Lucy’s eyes lit up devilishly. “Can’t wait to hear this.” She leaned onto her hands as she folded them under her chin.
Barely over the air-kiss snub, I noticed all eyes—Lucy’s in particular—back on me.
Hate to disappoint, but looks won’t actually kill
, I wanted to say. But I was too focused on every last one of my sweat glands as they decided to explode in unison. A glaze of salty liquid began to form a fine film on my forehead. Was it really this hard for all Hollywood recruits?
“Uh, okay, well, uh—how many cameras will there be?”
That’s it
—
answer with a question.
“You’ll have two, sometimes three.” Naomi seemed happy to help.
“Okay, and what have we defined as our objective? I mean, beyond great TV.”
I’m new,
I assured myself.
I’m allowed to ask questions.
“Are we trying to show off Hollywood nightlife? Are we playing up the star factor? If you have three, four girls and one guy, sounds to me like we can’t really take the idea of a date too literally. It’s more like we’re watching a group of gorgeous people live a fabulous life in a fabulous city. It’s about living an untouchable life. That’s what people covet, and that’s what they want to see. The audience needs to feel as if they’re getting a glimpse into something no one else gets to see—behind-the-scenes with true-blue Hollywood glamour girls and their studly A or B-list rocker boyfriends. Is that correct?”
“Vicarious glamour, for sure,” Naomi said, again helpfully.
“Okay, good,” Karl said, not necessarily impressed and probably just wanting to move on. I had passed the test, if only barely, and the only disappointed face in the room belonged to Lucy. No matter. She was quickly distracted by her wardrobe budget and hoarding all the clothes for herself.
“The other models will have to supply their own wardrobe,” she insisted. “Fifteen grand for the whole series is hardly
enough for me.”
After three hours of hashing out a new format and discussing whether Karl would move into the corner office or the back office of Naomi’s plush production headquarters, it looked as if we might actually finish.

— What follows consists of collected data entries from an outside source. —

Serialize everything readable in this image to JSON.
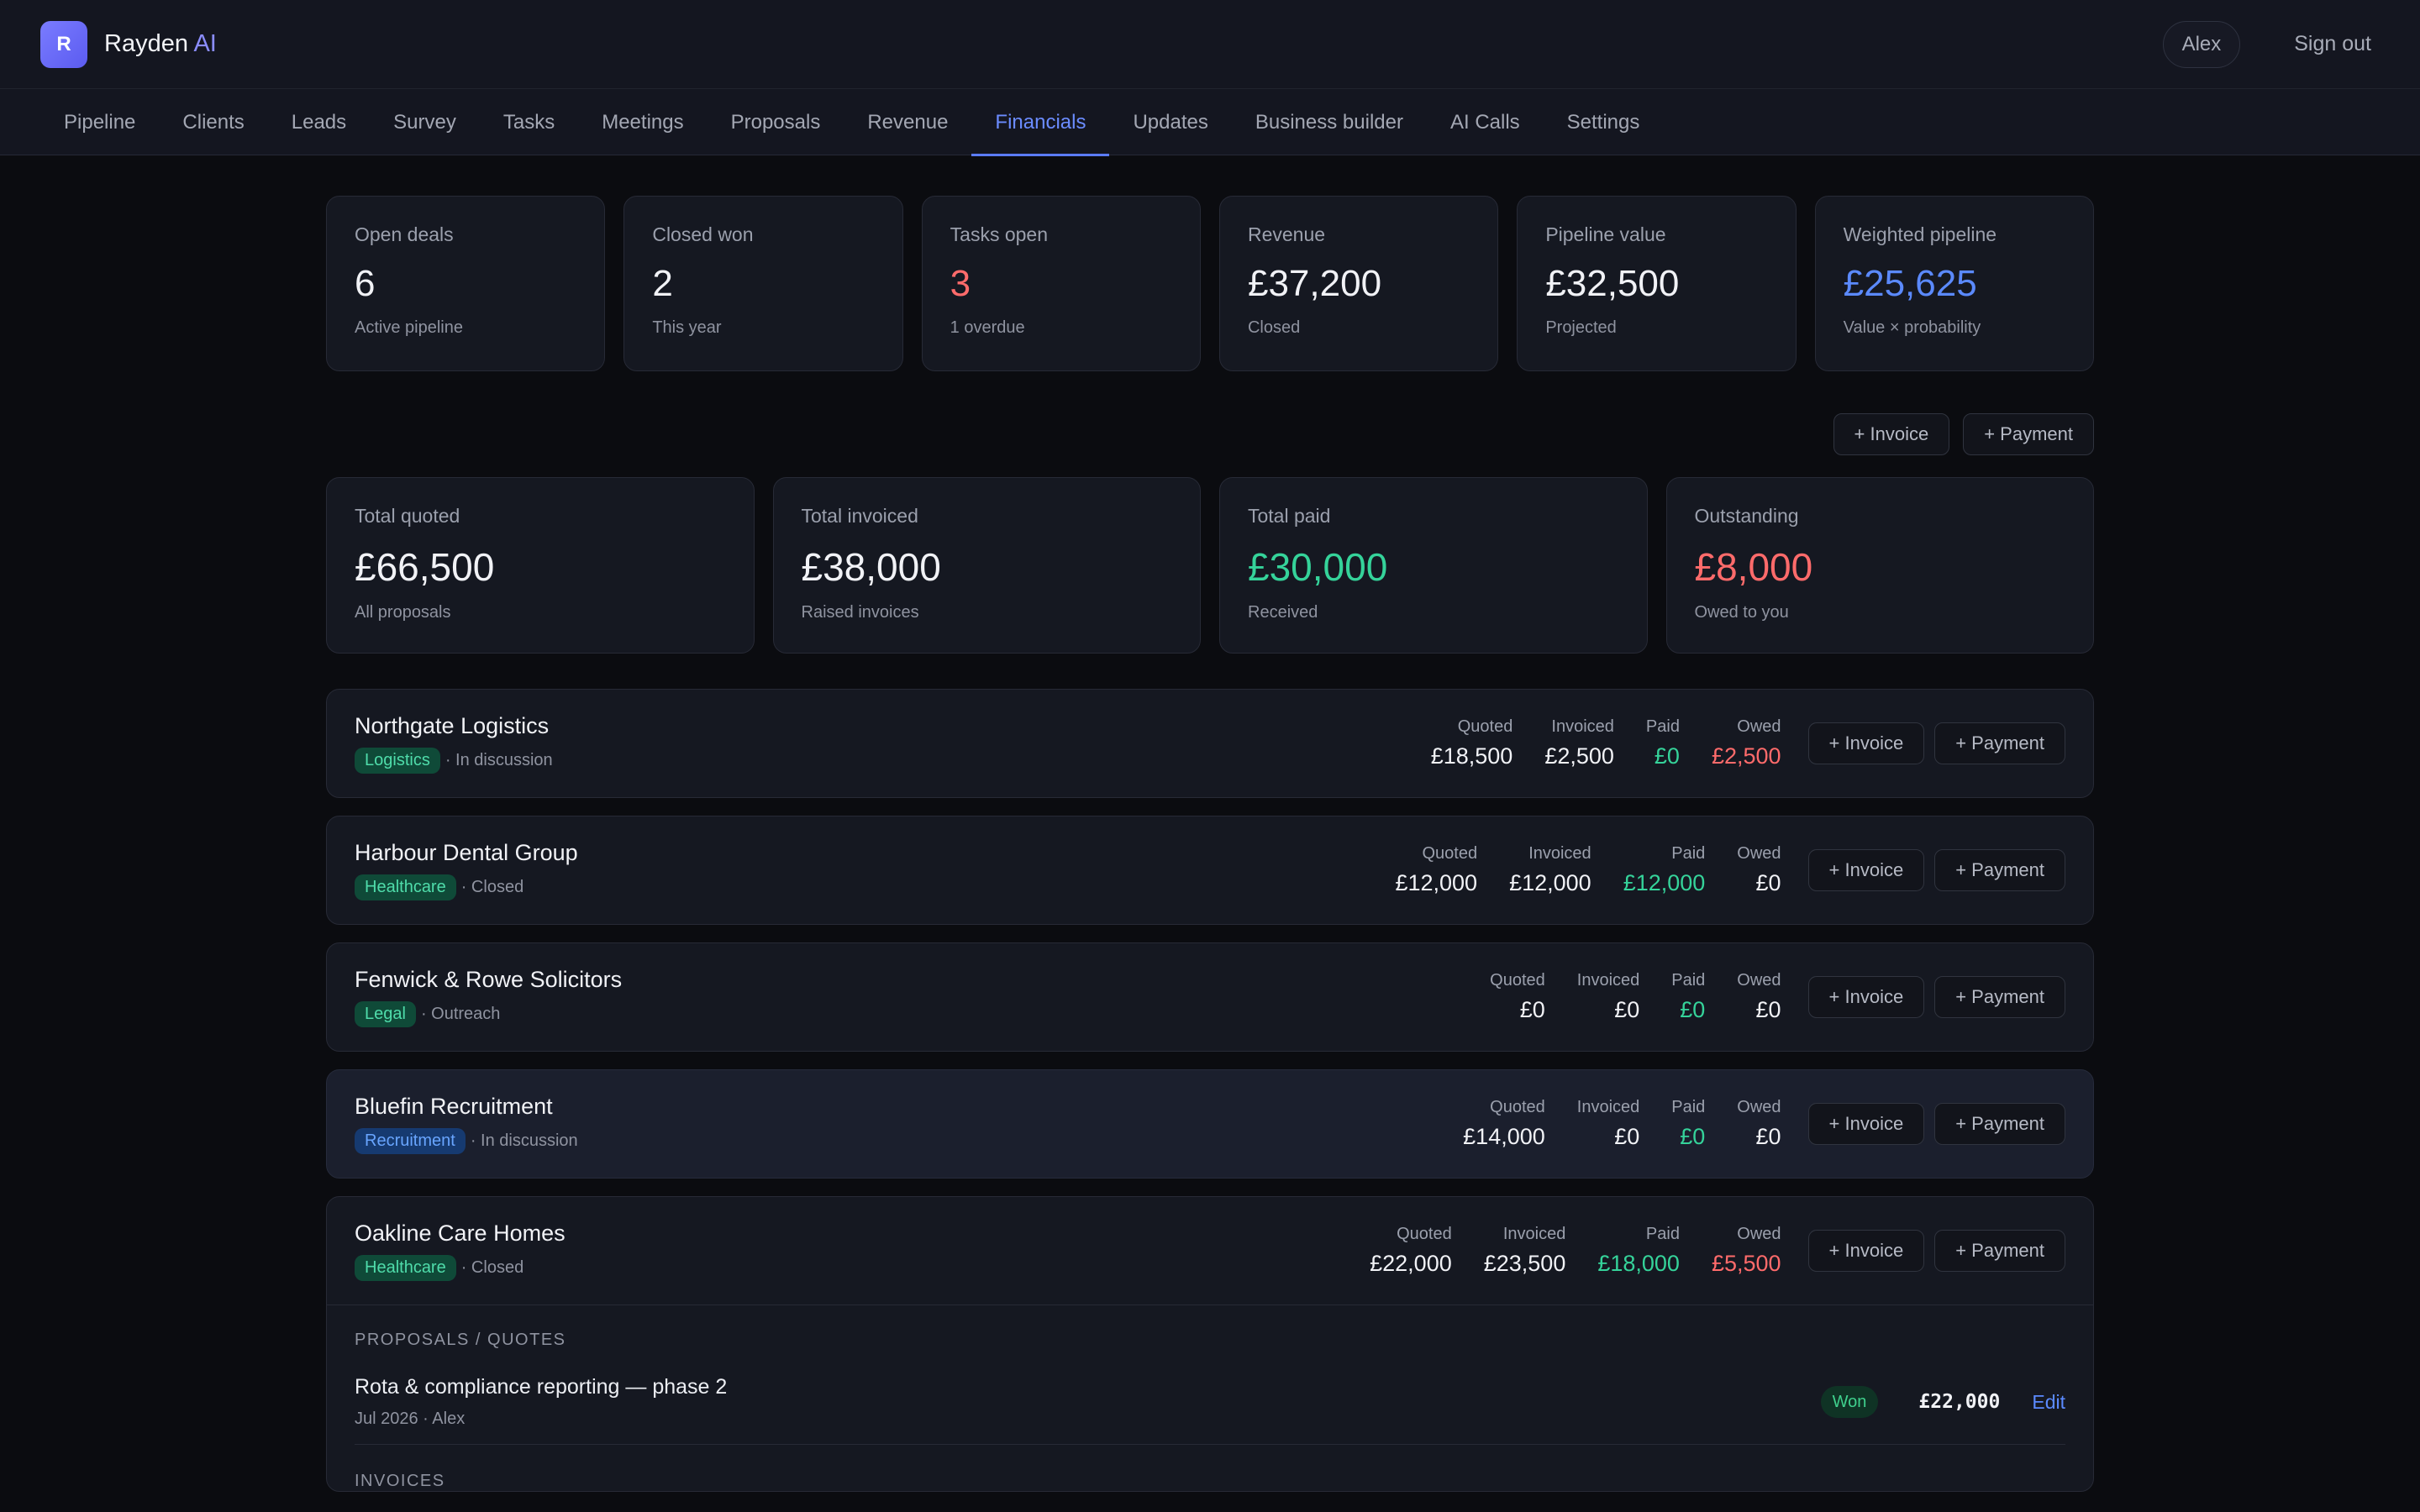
{
  "app": {
    "logo_letter": "R",
    "brand_main": "Rayden",
    "brand_accent": "AI",
    "user": "Alex",
    "sign_out": "Sign out",
    "accent_color": "#5b7cff"
  },
  "nav": {
    "items": [
      {
        "label": "Pipeline"
      },
      {
        "label": "Clients"
      },
      {
        "label": "Leads"
      },
      {
        "label": "Survey"
      },
      {
        "label": "Tasks"
      },
      {
        "label": "Meetings"
      },
      {
        "label": "Proposals"
      },
      {
        "label": "Revenue"
      },
      {
        "label": "Financials",
        "active": true
      },
      {
        "label": "Updates"
      },
      {
        "label": "Business builder"
      },
      {
        "label": "AI Calls"
      },
      {
        "label": "Settings"
      }
    ]
  },
  "kpis": [
    {
      "label": "Open deals",
      "value": "6",
      "sub": "Active pipeline"
    },
    {
      "label": "Closed won",
      "value": "2",
      "sub": "This year"
    },
    {
      "label": "Tasks open",
      "value": "3",
      "sub": "1 overdue"
    },
    {
      "label": "Revenue",
      "value": "£37,200",
      "sub": "Closed"
    },
    {
      "label": "Pipeline value",
      "value": "£32,500",
      "sub": "Projected"
    },
    {
      "label": "Weighted pipeline",
      "value": "£25,625",
      "sub": "Value × probability"
    }
  ],
  "actions": {
    "invoice": "+ Invoice",
    "payment": "+ Payment"
  },
  "totals": [
    {
      "label": "Total quoted",
      "value": "£66,500",
      "sub": "All proposals"
    },
    {
      "label": "Total invoiced",
      "value": "£38,000",
      "sub": "Raised invoices"
    },
    {
      "label": "Total paid",
      "value": "£30,000",
      "sub": "Received"
    },
    {
      "label": "Outstanding",
      "value": "£8,000",
      "sub": "Owed to you"
    }
  ],
  "stat_labels": {
    "quoted": "Quoted",
    "invoiced": "Invoiced",
    "paid": "Paid",
    "owed": "Owed"
  },
  "clients": [
    {
      "name": "Northgate Logistics",
      "tag": "Logistics",
      "status": "· In discussion",
      "quoted": "£18,500",
      "invoiced": "£2,500",
      "paid": "£0",
      "owed": "£2,500"
    },
    {
      "name": "Harbour Dental Group",
      "tag": "Healthcare",
      "status": "· Closed",
      "quoted": "£12,000",
      "invoiced": "£12,000",
      "paid": "£12,000",
      "owed": "£0"
    },
    {
      "name": "Fenwick & Rowe Solicitors",
      "tag": "Legal",
      "status": "· Outreach",
      "quoted": "£0",
      "invoiced": "£0",
      "paid": "£0",
      "owed": "£0"
    },
    {
      "name": "Bluefin Recruitment",
      "tag": "Recruitment",
      "status": "· In discussion",
      "quoted": "£14,000",
      "invoiced": "£0",
      "paid": "£0",
      "owed": "£0"
    },
    {
      "name": "Oakline Care Homes",
      "tag": "Healthcare",
      "status": "· Closed",
      "quoted": "£22,000",
      "invoiced": "£23,500",
      "paid": "£18,000",
      "owed": "£5,500"
    }
  ],
  "detail": {
    "proposals_title": "PROPOSALS / QUOTES",
    "proposal": {
      "title": "Rota & compliance reporting — phase 2",
      "meta": "Jul 2026 · Alex",
      "status": "Won",
      "amount": "£22,000",
      "edit": "Edit"
    },
    "invoices_title": "INVOICES"
  }
}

“One last thing.” Karl darted his eyes to me. “Wednesday’s shoot location has been changed. We’re starting at the Van Nuys airport, where we’ll be shooting MC Toke arriving in his private jet.” Karl looked at Naomi for kudos. “Our own little Lucy secured him this morning. She’ll meet Jane at noon with two other models. We’ll shoot Toke’s arrival, get him and the girls cruising in the limo, then off to party Hollywood style. Got it, Jane?”